Mustafa Banister published “Across Sea and Ocean: Transmitting and Receiving Caliphal Sovereignty Claims between the Late Medieval Cairo Sultanate and the Sultanates of India” in the Journal of Middle East Medievalists in a special dossier issue on the Indian Ocean world. Banister also published “’Knowledge of the Three Shone in One’: Contextualizing al-Sakhāwī’s Perceptions of Islamicate Trilingualism in the Ḍawʾ al-Lāmiʿ” in the Mamlūk Studies Review.
John Crow’s book, co-authored with Elizabeth J. Harris, The Life of Allan Bennett, Bhikkhu Ananda Metteyya was published by Equinox Publishing Ltd in 2025.
Mark Damen was recently announced as the Norm Jones Faculty Fellow for 2026. Damen received $4,000 in recognition of his work and will hold the title “Norm Jones Faculty Fellow” for the 2026 calendar year.
Chad Ford was interviewed for a Salt Lake Tribune article by Gordon Monson that discusses Ford’s journey from sports writer to professor at USU.
Rachel Robison-Greene’s op-ed, “The Temptations of Nostalgia” in 3 Quarks Daily was recognized by the American Philosophical Association as a winner of their Public Philosophy Op-Ed Contest in 2025.
Rachel Robison-Greene, Charlie Huenemann, and Michael Otteson were invited to talk on UPR’s “Access Utah” segment with Tom Williams about World Philosophy Day in November, 2025. You can listen to the segment here.
Amanda Katz, currently in Greece as a Fulbright U.S. Visiting scholar, will be delivering the keynote address for their 4-day symposium Freedom 250 Seminar: Celebrating 250 years of United States Independence: historic Ties and Democratic Bonds with Greece in Athens.
Colleen O’Neill’s book Waging Sovereignty: Native Americans and the Transformation of Work in the Twentieth Century was published by The University of North Carolina Press in February, 2026.
James Sanders recently published an essay titled, “`The World Has Celebrated’: The 1860s as Turning Point in the Global History of Colonialism, Republicanism, and Democracy,” in the book Transatlantic Monarchisms in the Americas and Europe, 1812-1868, edited by Rodrigo Escribano Roca and Rebeca Viñuela Pérez.
Susan Shapiro co-edited a special issue (33.2) of Mediterranean Studies, titled “Human Rights as a Developing Concept in the Mediterranean.” Shapiro wrote the Introduction to the issue, and one of the articles, “The Foundations of Human Rights in Ancient Greek Thought,” as well as co-writing the editors’ Introduction.

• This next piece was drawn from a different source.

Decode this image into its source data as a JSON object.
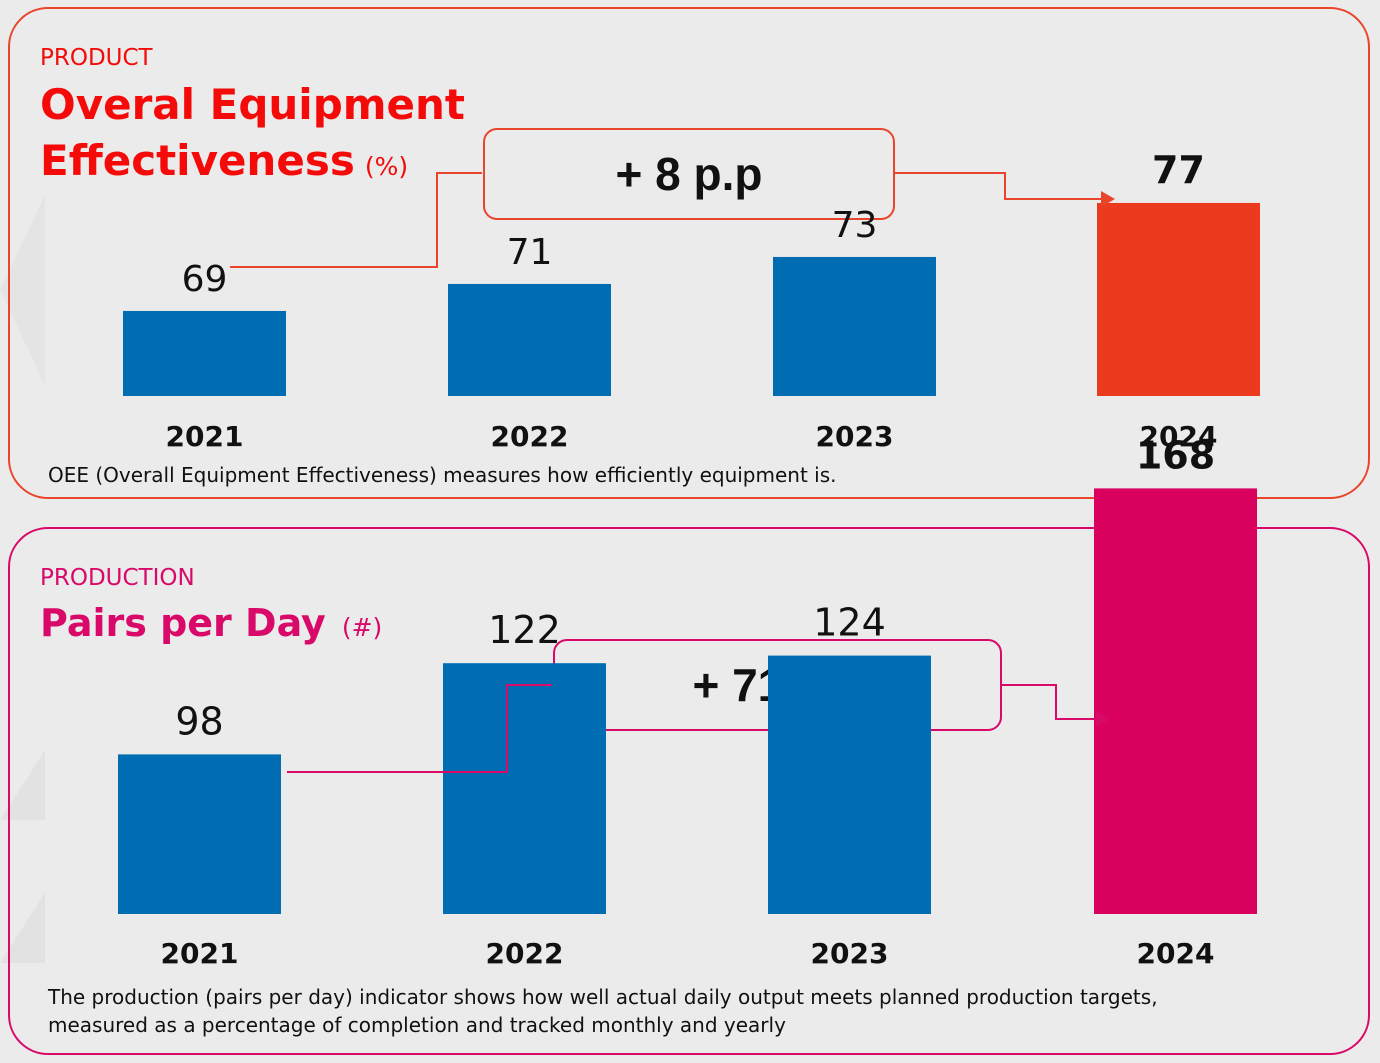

Dominic Sur was invited to give a talk about his current research at the annual conference organized by the Tsadra Foundation. Sur’s talk, entitled “Old School (nyingma) Philosophical Vajrayāna,” on November 12th, discussed his ongoing work documenting Tibetan innovation and developments in the history of Buddhist philosophy.